Most common vasculitis involving older people.

Also known as giant cell arteritis.

A large vessel vasculopathy preferentially involving the aorta and the extracranial branches of the carotid (Salvarani C et al).

A chronic autoimmune inflammatory disorder affecting the major branches of the carotid artery.

Involves an antigen- immune response in blood vessel walls.

Ischemia results from downstream occlusion of vessels due to hyperplasia of cell wall components.

Effects the major branches of the carotid artery.

Thinning of media of the aorta is the only vessel of concern, and may lead to aneurysm.

In smaller blood vessels media is clinically insignificant.

Occlusion of the lumen of some vessels is his source of damage to downstream structures such as the optic nerve.

T-cell and T cell receptors are in adjacent and nonadjacent lesions.

T-cells and macrophages produce cytokines and growth factors with a cascade of inflammation ensuing leading to break down in the internal elastic lamina.

Breakdown in the presence of platelets-drived growth factors from multigiant cells proliferate the intimal layers leading to the occlusion of the lumen and downstream ischemia.

Typically affects patients over 50 years of age.

Peak incidence between 60 and 75.

Does not occur before age 50.

Incidence increases with advancing age.

Females twice the risk.

Disease almost always in Caucaians.

Clinical presentation is nonspecific with anorexia, weight loss, fatigue, and fever.

Neurologic manifestations include ischemic stroke.

Pulmonary and coronary artery may be affected and myocardial infarct is a possibility.
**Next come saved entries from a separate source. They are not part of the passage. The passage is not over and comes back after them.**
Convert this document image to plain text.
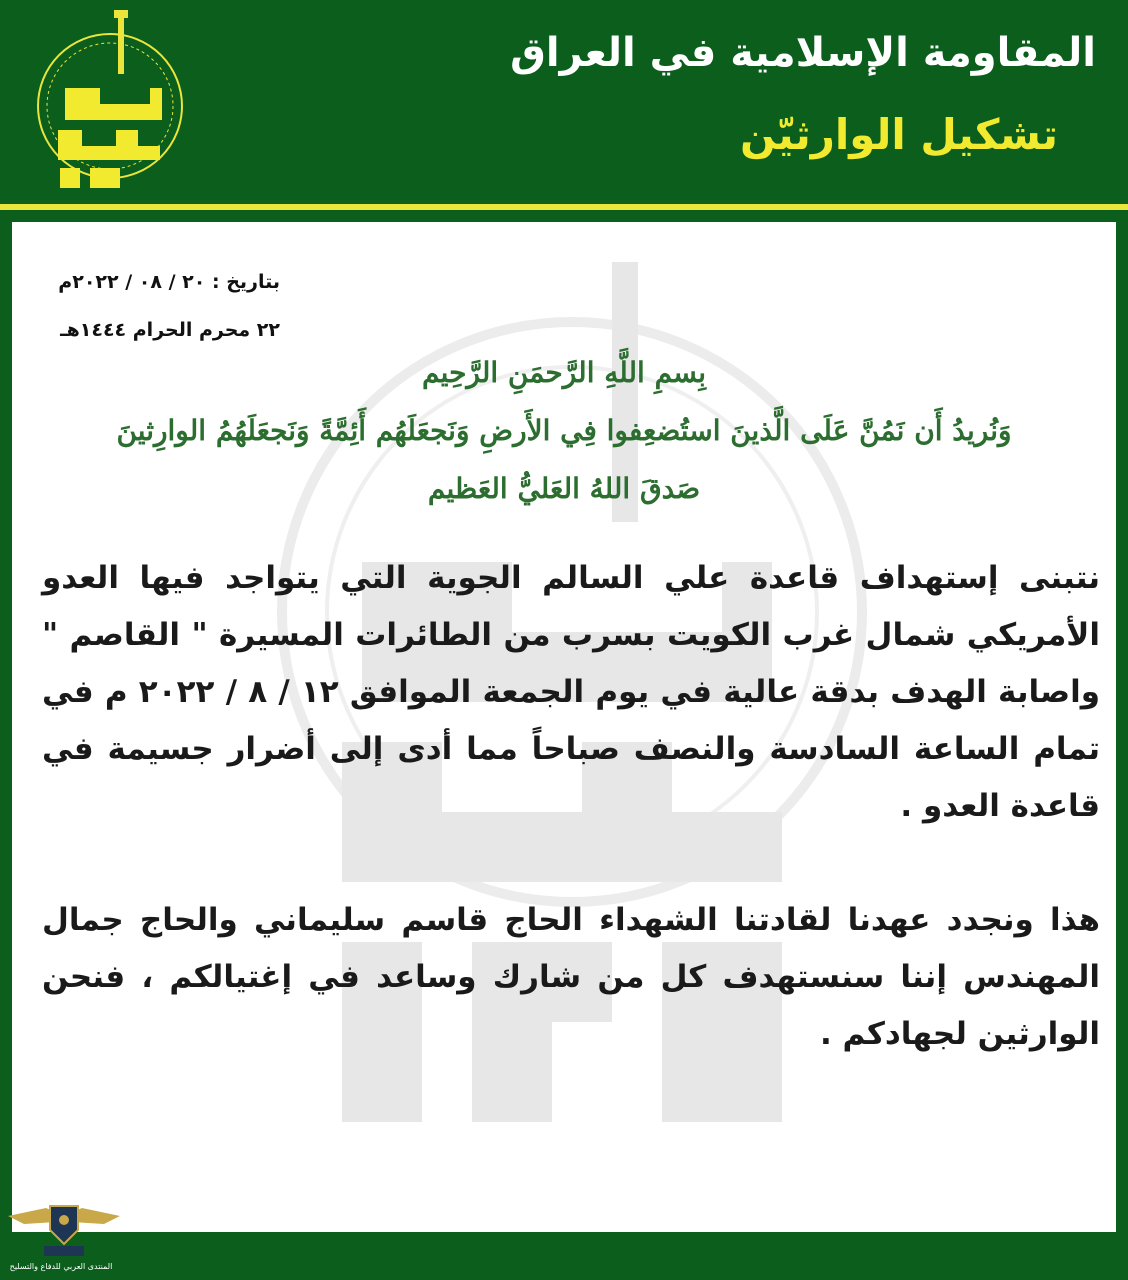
المقاومة الإسلامية في العراق
تشكيل الوارثيّن
بتاريخ : ٢٠ / ٠٨ / ٢٠٢٢م
٢٢ محرم الحرام ١٤٤٤هـ
بِسمِ اللَّهِ الرَّحمَنِ الرَّحِيم
وَنُريدُ أَن نَمُنَّ عَلَى الَّذينَ استُضعِفوا فِي الأَرضِ وَنَجعَلَهُم أَئِمَّةً وَنَجعَلَهُمُ الوارِثينَ
صَدقَ اللهُ العَليُّ العَظيم
نتبنى إستهداف قاعدة علي السالم الجوية التي يتواجد فيها العدو الأمريكي شمال غرب الكويت بسرب من الطائرات المسيرة " القاصم " واصابة الهدف بدقة عالية في يوم الجمعة الموافق ١٢ / ٨ / ٢٠٢٢ م في تمام الساعة السادسة والنصف صباحاً مما أدى إلى أضرار جسيمة في قاعدة العدو .
هذا ونجدد عهدنا لقادتنا الشهداء الحاج قاسم سليماني والحاج جمال المهندس إننا سنستهدف كل من شارك وساعد في إغتيالكم ، فنحن الوارثين لجهادكم .
المنتدى العربي للدفاع والتسليح
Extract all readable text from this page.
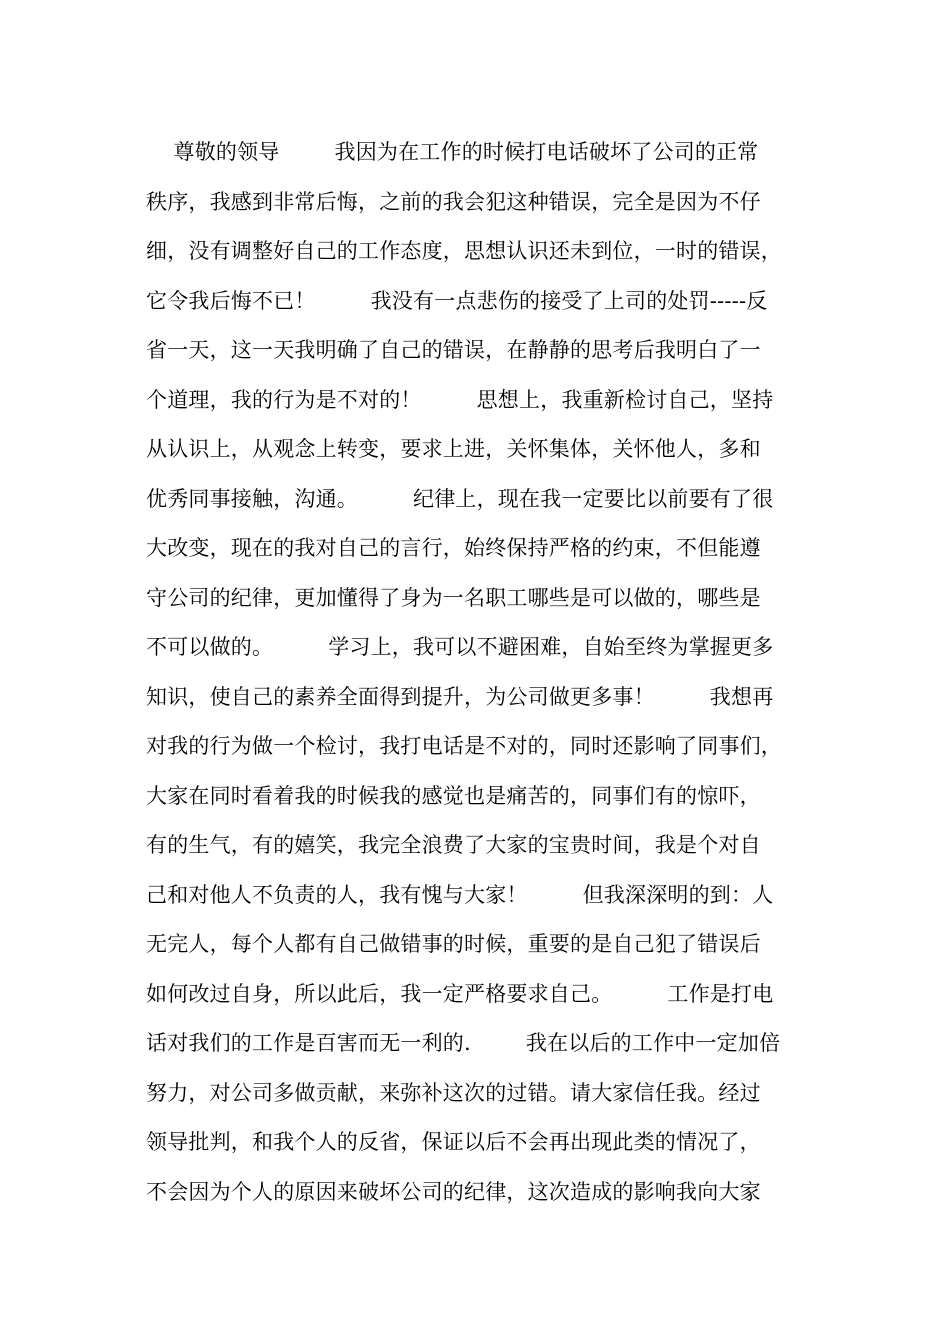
尊敬的领导        我因为在工作的时候打电话破坏了公司的正常
秩序，我感到非常后悔，之前的我会犯这种错误，完全是因为不仔
细，没有调整好自己的工作态度，思想认识还未到位，一时的错误，
它令我后悔不已！        我没有一点悲伤的接受了上司的处罚-----反
省一天，这一天我明确了自己的错误，在静静的思考后我明白了一
个道理，我的行为是不对的！        思想上，我重新检讨自己，坚持
从认识上，从观念上转变，要求上进，关怀集体，关怀他人，多和
优秀同事接触，沟通。        纪律上，现在我一定要比以前要有了很
大改变，现在的我对自己的言行，始终保持严格的约束，不但能遵
守公司的纪律，更加懂得了身为一名职工哪些是可以做的，哪些是
不可以做的。        学习上，我可以不避困难，自始至终为掌握更多
知识，使自己的素养全面得到提升，为公司做更多事！        我想再
对我的行为做一个检讨，我打电话是不对的，同时还影响了同事们，
大家在同时看着我的时候我的感觉也是痛苦的，同事们有的惊吓，
有的生气，有的嬉笑，我完全浪费了大家的宝贵时间，我是个对自
己和对他人不负责的人，我有愧与大家！        但我深深明的到：人
无完人，每个人都有自己做错事的时候，重要的是自己犯了错误后
如何改过自身，所以此后，我一定严格要求自己。        工作是打电
话对我们的工作是百害而无一利的.        我在以后的工作中一定加倍
努力，对公司多做贡献，来弥补这次的过错。请大家信任我。经过
领导批判，和我个人的反省，保证以后不会再出现此类的情况了，
不会因为个人的原因来破坏公司的纪律，这次造成的影响我向大家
Headache most common symptom.

Temple pain is most common headache.

High fever persists in 10% of patients.

Jaw claudication, scalp tenderness, general malaise, weight loss and joint pain common symptoms.

Occasionally fever is accompanied by a rigors and sweats imitating sepsis.
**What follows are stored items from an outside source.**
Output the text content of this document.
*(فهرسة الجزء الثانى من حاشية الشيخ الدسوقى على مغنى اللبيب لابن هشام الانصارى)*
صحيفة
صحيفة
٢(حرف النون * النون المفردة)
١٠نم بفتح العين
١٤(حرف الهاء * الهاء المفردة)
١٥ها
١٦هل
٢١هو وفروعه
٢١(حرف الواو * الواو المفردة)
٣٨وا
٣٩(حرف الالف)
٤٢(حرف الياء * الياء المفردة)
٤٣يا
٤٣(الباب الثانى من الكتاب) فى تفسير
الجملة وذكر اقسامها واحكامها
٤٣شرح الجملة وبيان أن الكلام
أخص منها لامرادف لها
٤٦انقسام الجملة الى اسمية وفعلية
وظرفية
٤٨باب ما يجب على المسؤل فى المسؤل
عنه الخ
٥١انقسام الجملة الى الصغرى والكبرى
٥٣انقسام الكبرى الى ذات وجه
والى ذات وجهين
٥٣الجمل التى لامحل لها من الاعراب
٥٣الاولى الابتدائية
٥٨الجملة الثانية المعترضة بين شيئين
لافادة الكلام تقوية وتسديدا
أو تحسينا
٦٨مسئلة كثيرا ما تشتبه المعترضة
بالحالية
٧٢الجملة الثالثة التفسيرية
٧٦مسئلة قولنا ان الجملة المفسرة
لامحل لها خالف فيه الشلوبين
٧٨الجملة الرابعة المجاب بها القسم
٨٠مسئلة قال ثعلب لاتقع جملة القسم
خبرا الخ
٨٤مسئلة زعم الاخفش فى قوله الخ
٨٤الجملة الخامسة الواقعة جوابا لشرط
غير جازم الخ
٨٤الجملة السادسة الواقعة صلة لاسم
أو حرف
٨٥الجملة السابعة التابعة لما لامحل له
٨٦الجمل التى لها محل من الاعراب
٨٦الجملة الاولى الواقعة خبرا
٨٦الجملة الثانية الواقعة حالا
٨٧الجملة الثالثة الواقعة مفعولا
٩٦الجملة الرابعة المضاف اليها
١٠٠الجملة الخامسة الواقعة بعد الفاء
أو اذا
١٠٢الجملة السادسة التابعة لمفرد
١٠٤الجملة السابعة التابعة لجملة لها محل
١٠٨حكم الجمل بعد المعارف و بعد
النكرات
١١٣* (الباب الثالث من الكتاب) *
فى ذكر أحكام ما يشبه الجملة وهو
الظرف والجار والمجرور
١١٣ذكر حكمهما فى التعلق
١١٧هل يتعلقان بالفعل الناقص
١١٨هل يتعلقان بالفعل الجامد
Vision loss is less frequent presentation.

Elevated erythrocyte sedimentation rate is non-specific finding.

  1. Corticosteroids for up to seven years.

Adding aspirin to steroid therapy reduces the chance of recurrence.

There is approximately four week race period during which temporal artery biopsy results are unaltered due to steroid therapy.

Biopsy occurs under local anesthesia, at the frontal branch of the temporal artery as it is palpable.

Facial nerve damage may occur during the biopsy because the nerve has proximity to the front of branch of the temporal artery.